Avorn: Give FDA Committees Some Credit

People like me tend to think badly of the FDA's recent track record. The FDA funding bill now in House-Senate conference committee perpetuates the system of allowing industry user fees to fund much of the drug review process, making the agency more beholden to the industry. The Senators who shepherded the bipartisan compromise bill through, Kennedy and Enzi, seem to have bought into the line of bunkum that if the FDA advisory committees were actually required to exclude those who had financial conflicts of interest, there would be no "experts" left to fill the committee slots.

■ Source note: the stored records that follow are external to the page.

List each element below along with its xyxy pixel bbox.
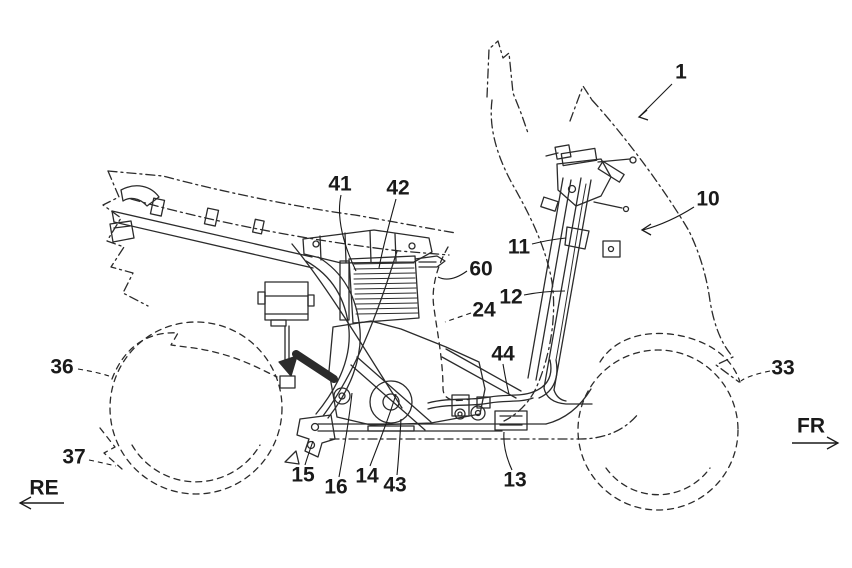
fr-arrow-head: [826, 436, 840, 450]
engine: [302, 229, 486, 431]
front-wheel: [577, 349, 739, 511]
leader-60: [437, 270, 468, 280]
leader-33: [740, 370, 771, 382]
fr-direction-arrow: FR: [792, 415, 840, 450]
crankcase: [328, 320, 486, 426]
ref-label-10: 10: [696, 188, 719, 211]
switch-lever: [593, 201, 623, 209]
leader-43: [396, 418, 402, 476]
ref-label-37: 37: [62, 446, 85, 469]
swingarm: [350, 356, 432, 431]
leader-41: [338, 194, 357, 272]
column-bracket-11-target: [564, 226, 590, 250]
bracket-13-target: [494, 410, 528, 431]
leader-15: [304, 440, 314, 466]
ref-label-12: 12: [499, 286, 522, 309]
leader-42: [378, 198, 397, 269]
front-fender: [599, 332, 741, 383]
clutch-cover: [369, 380, 413, 424]
leader-12: [523, 290, 566, 296]
ref-label-42: 42: [386, 177, 409, 200]
floor-frame: [284, 359, 639, 465]
cooling-fins: [353, 262, 419, 315]
ref-label-41: 41: [328, 173, 352, 196]
rear-frame: [109, 185, 522, 419]
ref-label-15: 15: [291, 464, 315, 487]
re-label: RE: [29, 477, 58, 500]
center-cover: [432, 246, 471, 402]
wheel-outlines: [99, 246, 741, 511]
handlebar: [540, 144, 637, 258]
arrowhead-1: [637, 109, 649, 121]
airbox: [302, 229, 433, 264]
re-direction-arrow: RE: [18, 477, 64, 510]
floor-centerline: [329, 413, 639, 440]
ref-label-16: 16: [324, 476, 347, 499]
ref-label-13: 13: [503, 469, 526, 492]
ref-label-1: 1: [675, 61, 687, 84]
ref-label-11: 11: [508, 236, 531, 259]
stand-bracket: [296, 414, 336, 458]
leader-44: [502, 363, 510, 395]
leader-14: [369, 393, 397, 467]
leader-11: [531, 237, 567, 245]
re-arrow-head: [18, 496, 32, 510]
ref-label-24: 24: [472, 299, 496, 322]
fr-label: FR: [797, 415, 825, 438]
leader-37: [88, 459, 117, 467]
leader-24: [444, 312, 472, 323]
leader-36: [77, 368, 110, 377]
bracket-60-target: [414, 255, 446, 268]
ref-label-33: 33: [771, 357, 794, 380]
steering-column: [527, 177, 593, 405]
leader-10: [642, 206, 695, 231]
rear-wheel: [109, 321, 283, 495]
cable-run: [555, 183, 587, 361]
arrowhead-10: [640, 223, 652, 236]
ref-label-60: 60: [469, 258, 492, 281]
ref-label-36: 36: [50, 356, 73, 379]
ref-label-43: 43: [383, 474, 406, 497]
rear-fender: [111, 332, 278, 380]
cylinder-block: [348, 255, 420, 324]
ref-label-14: 14: [355, 465, 379, 488]
leader-16: [338, 392, 353, 478]
windscreen-outline: [486, 40, 529, 134]
ref-label-44: 44: [491, 343, 515, 366]
leader-13: [503, 431, 513, 471]
battery-box: [257, 281, 338, 389]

Dr. Jerry Avorn of Harvard, author of Powerful Medicines and a well-known critic of the pharmaceutical industry and regulatory system, writes in this week's New England Journal that it is not as bad as all that. He reviews several recent decisions from FDA scientific advisory committees that show considerable backbone in standing up for drug safety and protecting the U.S. public. He compares the recent drug action to an action on a similar drug within the past decade, and shows that for the drugs Arcoxia (anti-inflammatory) and rimonabant (weight loss), the recent decision was much more scientifically defensible and hard-nosed than was the previous one. The one disappointment he admits to is Avandia, noting that its advantages as a drug for diabetes are so meager that it is hardly defensible to keep it on the market in light of fears of increased heart risks.

Avorn has basically given up on the FDA or Congress cleaning up its own messes and so calls on the scientists who serve on the external advisory committes to shoulder the burden of standing up for the facts. He reminds us that when we compare the regulation of the drug industry with the energy, defense and finance sectors, we have it head and shoulders above them in our ability to bring rationality and science to bear on the problems, even with our present flawed system.

Avorn J. Keeping science on top in drug evaluation [perspective]. New England Journal of Medicine 357:633-35, Aug. 16, 2007.